微生物来源的胆汁酸（BAs）与宿主生物学/疾病有关，但其因果关系在很大程度上仍未确定。在此，我们推测，表征以前未定义的微生物群衍生的ba将揭示以前未知的ba感应受体及其生物学功能。我们将BA代谢组学和微生物遗传学结合起来，对200个假定的微生物群BA代谢基因进行了功能分析。我们确定了56种特征较差的BAs，其中许多在人类/哺乳动物中检测到。值得注意的是，这些BAs的一个子集是人类雄激素受体（hAR）的强效拮抗剂。它们抑制ar相关基因表达，与人类相关。作为原理证明，我们证明了这些BAs中的一种以ar依赖的方式抑制肿瘤进展并增强抗pd -1治疗的功效。我们的研究结果表明，结合生物信息学、BA代谢组学和微生物遗传学的方法可以扩展我们对微生物群代谢潜力的认识，并揭示意想不到的微生物群BA- ar相互作用及其在调节宿主生物学中的作用。

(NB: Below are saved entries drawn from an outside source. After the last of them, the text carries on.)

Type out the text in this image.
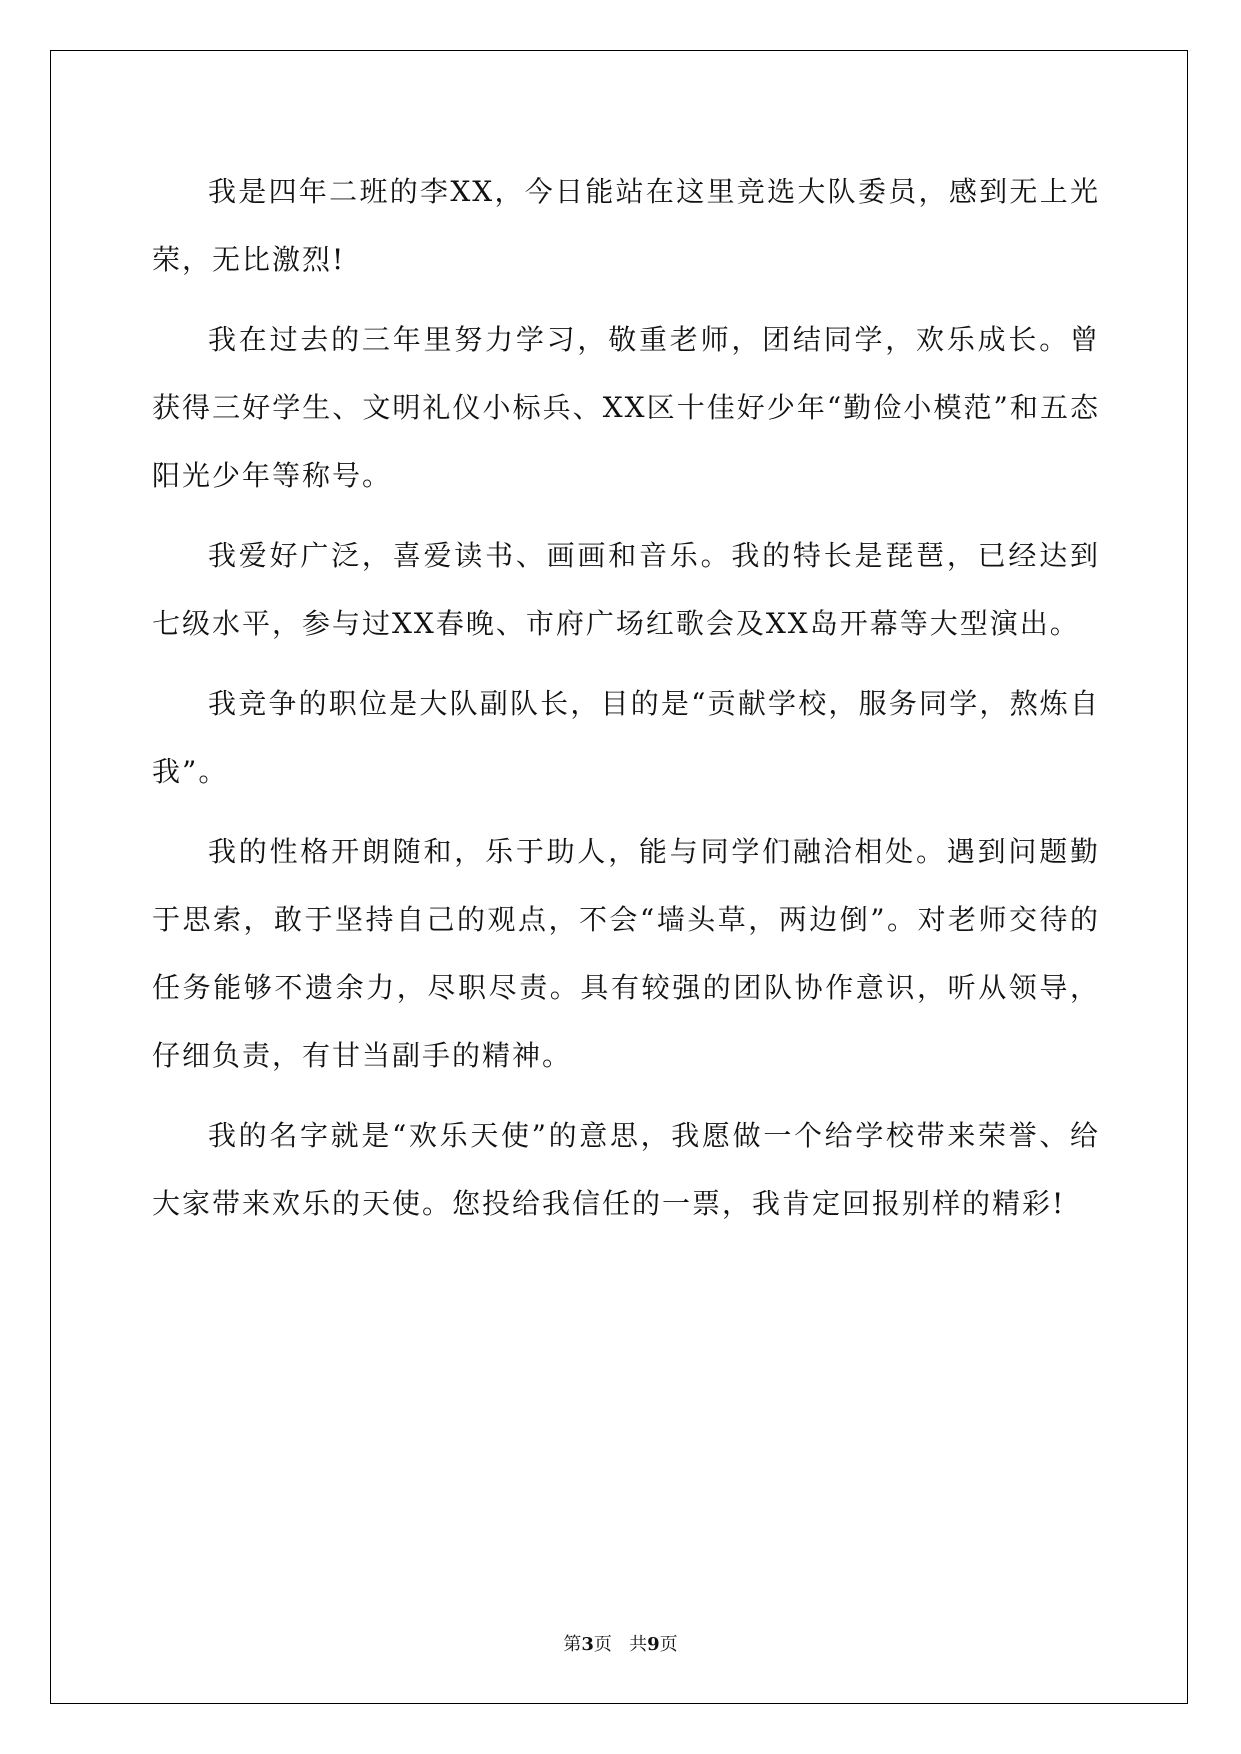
我是四年二班的李XX，今日能站在这里竞选大队委员，感到无上光荣，无比激烈!

我在过去的三年里努力学习，敬重老师，团结同学，欢乐成长。曾获得三好学生、文明礼仪小标兵、XX区十佳好少年“勤俭小模范”和五态阳光少年等称号。

我爱好广泛，喜爱读书、画画和音乐。我的特长是琵琶，已经达到七级水平，参与过XX春晚、市府广场红歌会及XX岛开幕等大型演出。

我竞争的职位是大队副队长，目的是“贡献学校，服务同学，熬炼自我”。

我的性格开朗随和，乐于助人，能与同学们融洽相处。遇到问题勤于思索，敢于坚持自己的观点，不会“墙头草，两边倒”。对老师交待的任务能够不遗余力，尽职尽责。具有较强的团队协作意识，听从领导，仔细负责，有甘当副手的精神。

我的名字就是“欢乐天使”的意思，我愿做一个给学校带来荣誉、给大家带来欢乐的天使。您投给我信任的一票，我肯定回报别样的精彩!

第3页   共9页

本文章由计算机程序翻译，如有差异，请以英文原文为准。

求助全文

约1分钟内获得全文求助全文

来源期刊

Cell 生物-生化与分子生物学

CiteScore

110.00

自引率

0.80%

发文量

396

审稿时长

2 months

期刊介绍： Cells is an international, peer-reviewed, open access journal that focuses on cell biology, molecular biology, and biophysics. It is affiliated with several societies, including the Spanish Society for Biochemistry and Molecular Biology (SEBBM), Nordic Autophagy Society (NAS), Spanish Society of Hematology and Hemotherapy (SEHH), and Society for Regenerative Medicine (Russian Federation) (RPO). The journal publishes research findings of significant importance in various areas of experimental biology, such as cell biology, molecular biology, neuroscience, immunology, virology, microbiology, cancer, human genetics, systems biology, signaling, and disease mechanisms and therapeutics. The primary criterion for considering papers is whether the results contribute to significant conceptual advances or raise thought-provoking questions and hypotheses related to interesting and important biological inquiries. In addition to primary research articles presented in four formats, Cells also features review and opinion articles in its "leading edge" section, discussing recent research advancements and topics of interest to its wide readership.